Ending child labour needs decisive interventions

Bangladesh has significantly reduced child labour, but there is still work to be done to completely eradicate the practice.

Fataraz Zahan

Fataraz Zahan

The Daily Star


Socioeconomic conditions, poverty, limited access to education, and deeply ingrained cultural norms have normalised the idea child labour. File photo of a young child working to make a living. PHOTO: THE DAILY STAR

June 19, 2024

DHAKA – Child labour, a global problem, is a narrower concept of working children. In terms of national and international laws, child labour is unlawful. The International Labour Organization (ILO) estimates that there are 160 million child labourers worldwide (as of 2020)—63 million girls and 97 million boys—most of whom are engaged in agriculture, followed by service and industrial sectors, as well as in domestic labour. The majority of them are from the Asia-Pacific region. Nevertheless, the number of children engaged in labour worldwide decreased by 85 million between 2000 and 2020, according to ILO.

Bangladesh has also significantly reduced child labour, but there is still work to be done to completely eradicate the practice.

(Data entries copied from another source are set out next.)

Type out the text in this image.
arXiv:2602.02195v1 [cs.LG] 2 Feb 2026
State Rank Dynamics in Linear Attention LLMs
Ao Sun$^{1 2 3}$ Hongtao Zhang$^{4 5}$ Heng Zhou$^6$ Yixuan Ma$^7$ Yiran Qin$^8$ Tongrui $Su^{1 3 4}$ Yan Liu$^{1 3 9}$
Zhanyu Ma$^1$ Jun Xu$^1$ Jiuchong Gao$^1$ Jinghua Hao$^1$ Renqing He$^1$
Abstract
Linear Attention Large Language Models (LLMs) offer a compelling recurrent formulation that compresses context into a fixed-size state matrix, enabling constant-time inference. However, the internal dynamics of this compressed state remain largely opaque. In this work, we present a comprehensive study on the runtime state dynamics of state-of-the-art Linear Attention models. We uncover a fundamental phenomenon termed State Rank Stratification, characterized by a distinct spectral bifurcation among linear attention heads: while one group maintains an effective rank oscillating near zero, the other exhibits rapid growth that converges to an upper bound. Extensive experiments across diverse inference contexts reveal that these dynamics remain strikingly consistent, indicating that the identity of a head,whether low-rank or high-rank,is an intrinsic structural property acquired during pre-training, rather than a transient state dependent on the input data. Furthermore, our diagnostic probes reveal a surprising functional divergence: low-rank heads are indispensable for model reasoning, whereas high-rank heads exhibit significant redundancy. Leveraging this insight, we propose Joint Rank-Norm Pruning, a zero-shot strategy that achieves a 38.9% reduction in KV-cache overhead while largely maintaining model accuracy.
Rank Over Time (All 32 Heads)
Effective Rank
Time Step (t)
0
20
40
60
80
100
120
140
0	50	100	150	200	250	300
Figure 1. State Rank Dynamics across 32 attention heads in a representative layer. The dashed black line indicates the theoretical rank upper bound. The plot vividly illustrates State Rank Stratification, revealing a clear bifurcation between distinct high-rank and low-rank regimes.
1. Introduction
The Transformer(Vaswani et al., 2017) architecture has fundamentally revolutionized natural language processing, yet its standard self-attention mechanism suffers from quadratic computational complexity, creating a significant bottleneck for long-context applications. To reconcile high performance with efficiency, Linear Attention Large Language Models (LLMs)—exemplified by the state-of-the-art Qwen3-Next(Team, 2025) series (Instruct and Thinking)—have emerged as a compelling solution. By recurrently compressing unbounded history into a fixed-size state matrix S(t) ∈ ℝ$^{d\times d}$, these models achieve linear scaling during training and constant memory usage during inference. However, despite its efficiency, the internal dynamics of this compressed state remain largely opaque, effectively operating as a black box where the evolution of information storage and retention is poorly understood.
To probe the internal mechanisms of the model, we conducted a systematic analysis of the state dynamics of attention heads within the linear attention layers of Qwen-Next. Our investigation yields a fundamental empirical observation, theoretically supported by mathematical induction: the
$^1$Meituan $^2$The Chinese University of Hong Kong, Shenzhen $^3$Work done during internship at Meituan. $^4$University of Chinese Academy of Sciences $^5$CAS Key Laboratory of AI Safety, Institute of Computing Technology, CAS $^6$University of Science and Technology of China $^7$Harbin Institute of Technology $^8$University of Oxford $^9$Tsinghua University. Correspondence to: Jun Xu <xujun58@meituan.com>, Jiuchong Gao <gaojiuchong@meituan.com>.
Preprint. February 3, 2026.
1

This progress has been facilitated by a number of international agreements that set out legal guidelines and frameworks for action, including the Worst Forms of Child Labour Convention (C182) and the ILO’s Minimum Age Convention (C138). Over the past 20 years, there has been a noticeable improvement in the rate of child labour reduction. The National Child Labour Survey 2022 finds that Bangladesh has 39.96 million children (51.79 percent boys and 48.21 percent girls) aged five to 17 years. Out of the entire child population, 3.54 million are working children. The report also highlights their involvement in various sectors, including agriculture, manufacturing, construction, wholesale, retail, and transport. Some 60.8 percent of them are employees, and 99 percent of them informally employed. Despite government initiatives, child labour is still a common practice especially in the rural region of Bangladesh.

However, the government has put in place some measures to lessen child labour, like raising the minimum working age and offering children training and education opportunities. The National Child Labour Elimination Policy 2010 was aimed at addressing the deep-rooted issue of child labour by implementing a comprehensive strategy. The policy was a big step in the right direction towards solving the problem. Its main objectives are to enhance the legal system, provide access to education, and end dangerous kinds of child labour. The National Child Labour Elimination Action Plan (NPA) is another initiative that aims to operationalise the policy by providing strategies for intervention and clearly defined targets.

Socioeconomic conditions, poverty, limited access to education, and deeply ingrained cultural norms have normalised the idea of children contributing to family income through labour. These contextual factors necessitated a targeted and multifaceted approach to address child labour effectively. There have been numerous international organisations, governments, and non-governmental organisations (NGOs) working towards the goal of ending child labour for decades. Most Bangladeshi children have low-income parents who engage in a range of risky occupations. These kids’ physical and emotional health are in danger due to the nature of their jobs, and their basic rights to an education and a healthy upbringing are being infringed. It also has an impact on children’s physical and emotional well-being as well as their access to education.

Numerous reports, including those from local NGOs and the ILO, claim that child labour is still common in a number of industries, including manufacturing, household work, and agriculture. The inadequate monitoring and evaluation of the National Child Labour Elimination Policy has drawn criticism. The policy’s poor implementation, monitoring and evaluation have been attributed in large part to a lack of resources, a lack of enforcement, and low stakeholder awareness. The strategy received praise for its emphasis on social security and education, but it has not been enough to solve the underlying issues that lead to child labour in Bangladesh. Because of this, the government has been pushed to step up efforts, such as by tightening the enforcement of labour laws, expanding access to social services and education, and collaborating with civil society organisations.

It is important to note that while the government is dedicated to protecting children, only comprehensive action can have a beneficial effect on reducing or eliminating child labour at all societal levels. National action is, therefore, crucial. However, in order to behave in complete accordance with reality, all relevant factors such as the social, political, cultural, and economic conditions must be taken into account. In addition, a strong child sensitivity approach and the use of multiplier measures are required. Beside our social safety net programmes, it is also necessary to formulate new social policies to improve these conditions.

Lastly, poverty and child labour are inextricably linked, and as long as we ignore or do not recognise child labour as a structural reality of the economy, it will be difficult to eliminate child labour from the supply chain.